Investing on Robinhood can be a great way to grow your wealth over time, but how do you know what a good return on your investment is?
Many investors look to benchmark their performance against the broader stock market, specifically the S&P 500, which is a commonly used gauge of the overall health of the U.S. stock market.
In 2022, the S&P 500 returned -19.64%.
This means that if you invested in the S&P 500 at the beginning of the year and held onto it through the end of the year, you would have experienced a loss of nearly 20%.
So, if you earned a return of -19.63% or better on Robinhood, you would have outperformed the market.
However, it's important to note that simply beating the market isn't necessarily indicative of a good return. What's considered a good return can vary depending on your investment goals, risk tolerance, and other factors.
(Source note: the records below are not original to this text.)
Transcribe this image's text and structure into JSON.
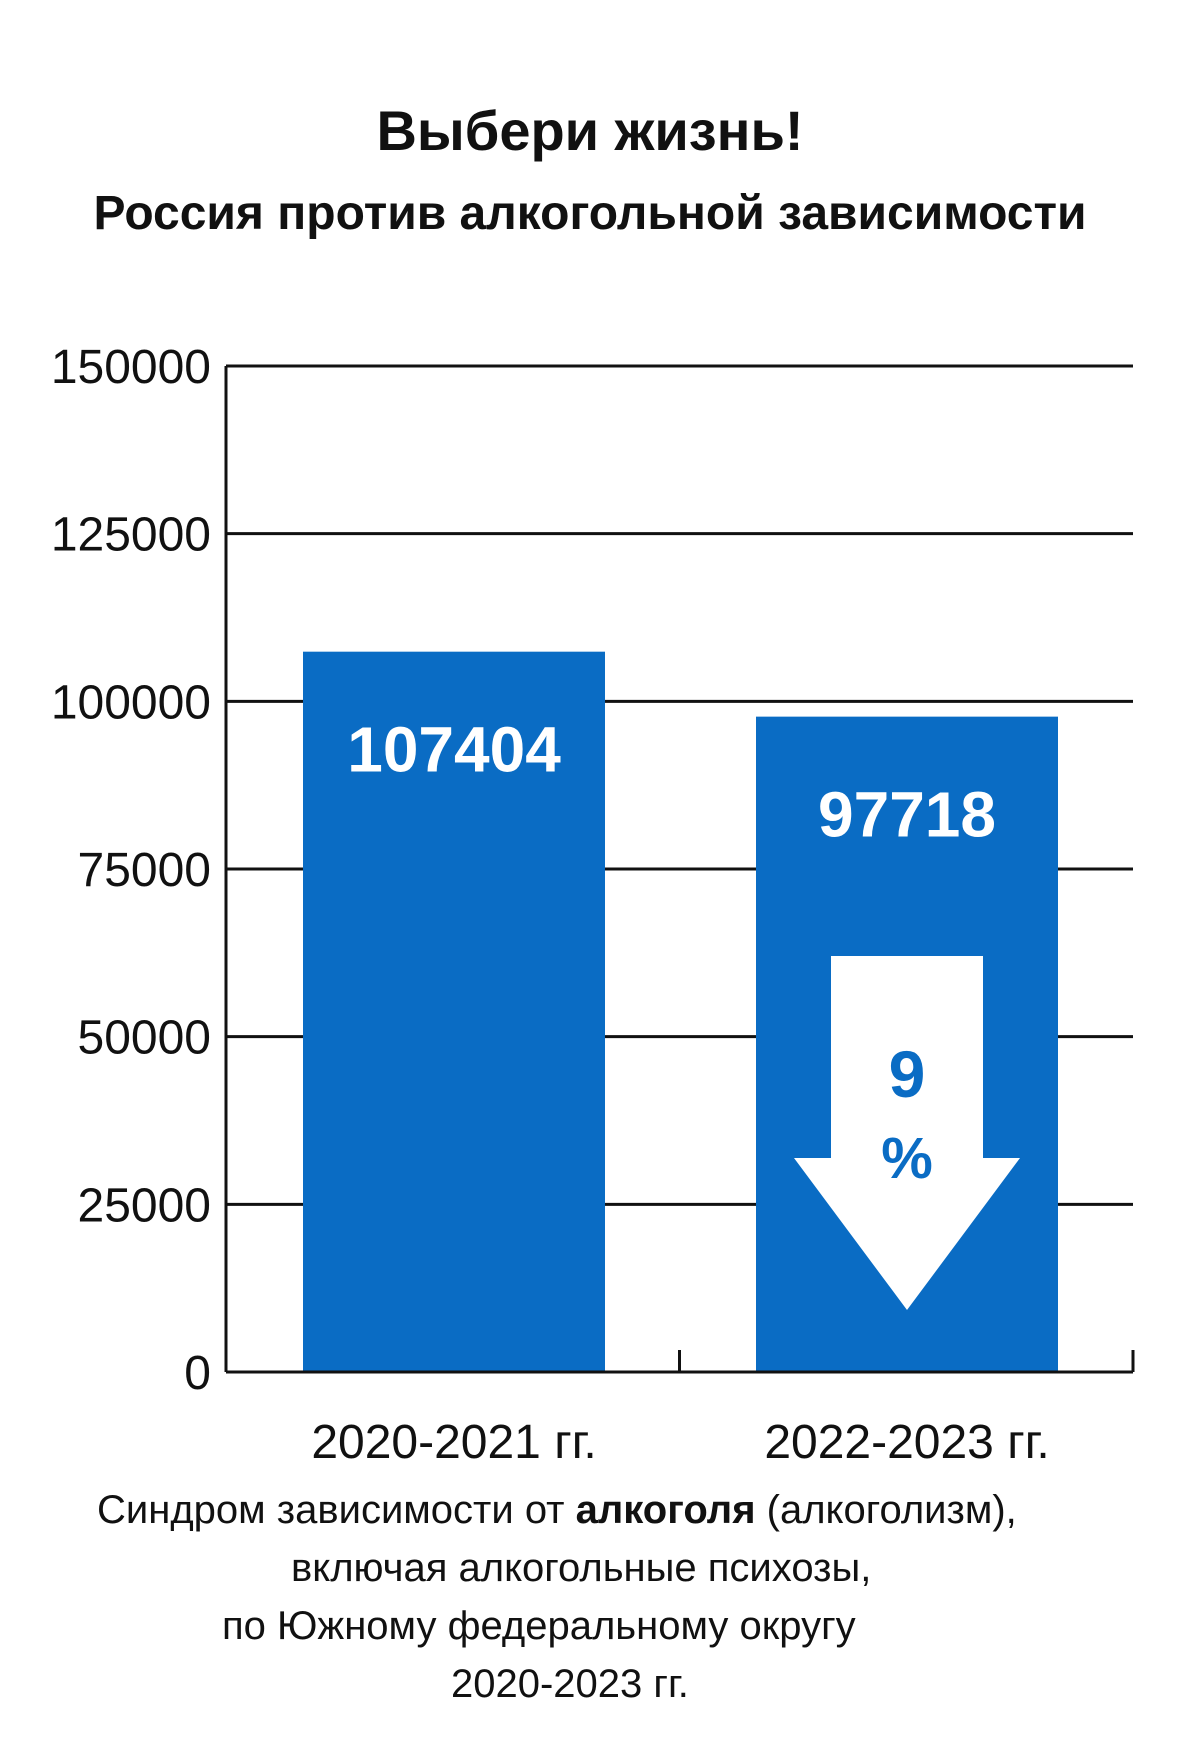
{
  "title": "Выбери жизнь!",
  "subtitle": "Россия против алкогольной зависимости",
  "caption": {
    "line1_before": "Синдром зависимости  от ",
    "line1_bold": "алкоголя",
    "line1_after": " (алкоголизм),",
    "line2": "включая алкогольные психозы,",
    "line3": "по Южному федеральному округу",
    "line4": "2020-2023 гг."
  },
  "colors": {
    "bar": "#0a6cc4",
    "axis": "#111111",
    "grid": "#111111",
    "arrow": "#ffffff",
    "arrow_text": "#0a6cc4",
    "bar_label": "#ffffff"
  },
  "chart_data": {
    "type": "bar",
    "categories": [
      "2020-2021 гг.",
      "2022-2023 гг."
    ],
    "values": [
      107404,
      97718
    ],
    "data_labels": [
      "107404",
      "97718"
    ],
    "ylim": [
      0,
      150000
    ],
    "yticks": [
      "0",
      "25000",
      "50000",
      "75000",
      "100000",
      "125000",
      "150000"
    ],
    "ytick_values": [
      0,
      25000,
      50000,
      75000,
      100000,
      125000,
      150000
    ],
    "grid": true,
    "annotation": {
      "shape": "down-arrow",
      "line1": "9",
      "line2": "%",
      "percent_change": -9
    }
  }
}
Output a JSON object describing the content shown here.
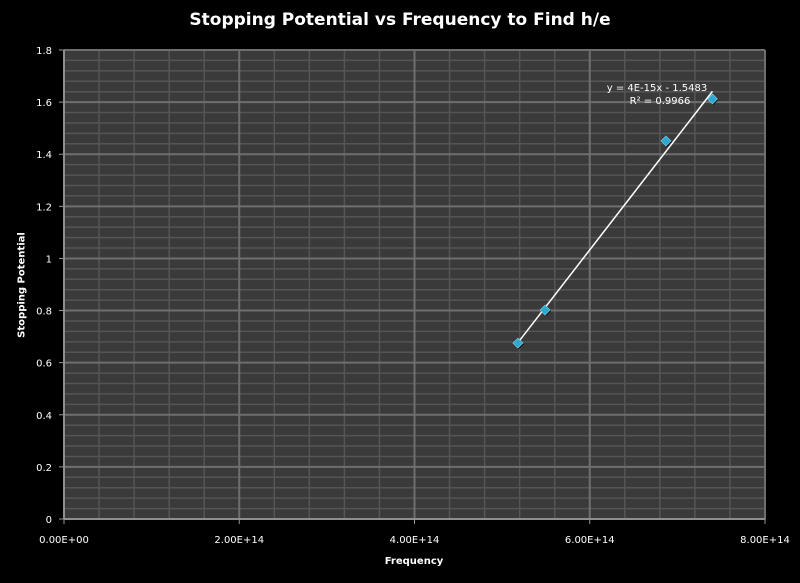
{
  "chart_data": {
    "type": "scatter",
    "title": "Stopping Potential vs Frequency to Find h/e",
    "xlabel": "Frequency",
    "ylabel": "Stopping Potential",
    "xlim": [
      0,
      800000000000000.0
    ],
    "ylim": [
      0,
      1.8
    ],
    "x_ticks": [
      "0.00E+00",
      "2.00E+14",
      "4.00E+14",
      "6.00E+14",
      "8.00E+14"
    ],
    "x_tick_values": [
      0,
      200000000000000.0,
      400000000000000.0,
      600000000000000.0,
      800000000000000.0
    ],
    "y_ticks": [
      "0",
      "0.2",
      "0.4",
      "0.6",
      "0.8",
      "1",
      "1.2",
      "1.4",
      "1.6",
      "1.8"
    ],
    "y_tick_values": [
      0,
      0.2,
      0.4,
      0.6,
      0.8,
      1,
      1.2,
      1.4,
      1.6,
      1.8
    ],
    "grid": true,
    "series": [
      {
        "x": [
          518000000000000.0,
          549000000000000.0,
          687000000000000.0,
          740000000000000.0
        ],
        "y": [
          0.675,
          0.802,
          1.451,
          1.612
        ],
        "color": "#2fa8d0",
        "marker": "diamond"
      }
    ],
    "trendline": {
      "type": "linear",
      "equation": "y = 4E-15x - 1.5483",
      "r_squared": "R² = 0.9966",
      "color": "#ffffff"
    },
    "colors": {
      "background": "#000000",
      "plot_area": "#3a3a3a",
      "grid": "#6e6e6e"
    }
  }
}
Generally speaking, a good return on Robinhood would be one that meets or exceeds your personal financial goals and expectations.
For example, if you're a conservative investor who is primarily interested in steady, low-risk returns, a good return on Robinhood might be one that beats inflation and keeps your money growing at a steady pace.
On the other hand, if you're a more aggressive investor who is comfortable taking on more risk, a good return might be one that outperforms the market by a significant margin.
Ultimately, the definition of a good return on Robinhood is a highly individualized one that depends on a wide range of factors.
That said, benchmarking your performance against the S&P 500 can be a useful starting point for assessing your overall investment performance and determining whether you're on track to meet your financial goals.
This article was generated using automation technology, and thoroughly edited and fact-checked by an editor on our editorial staff.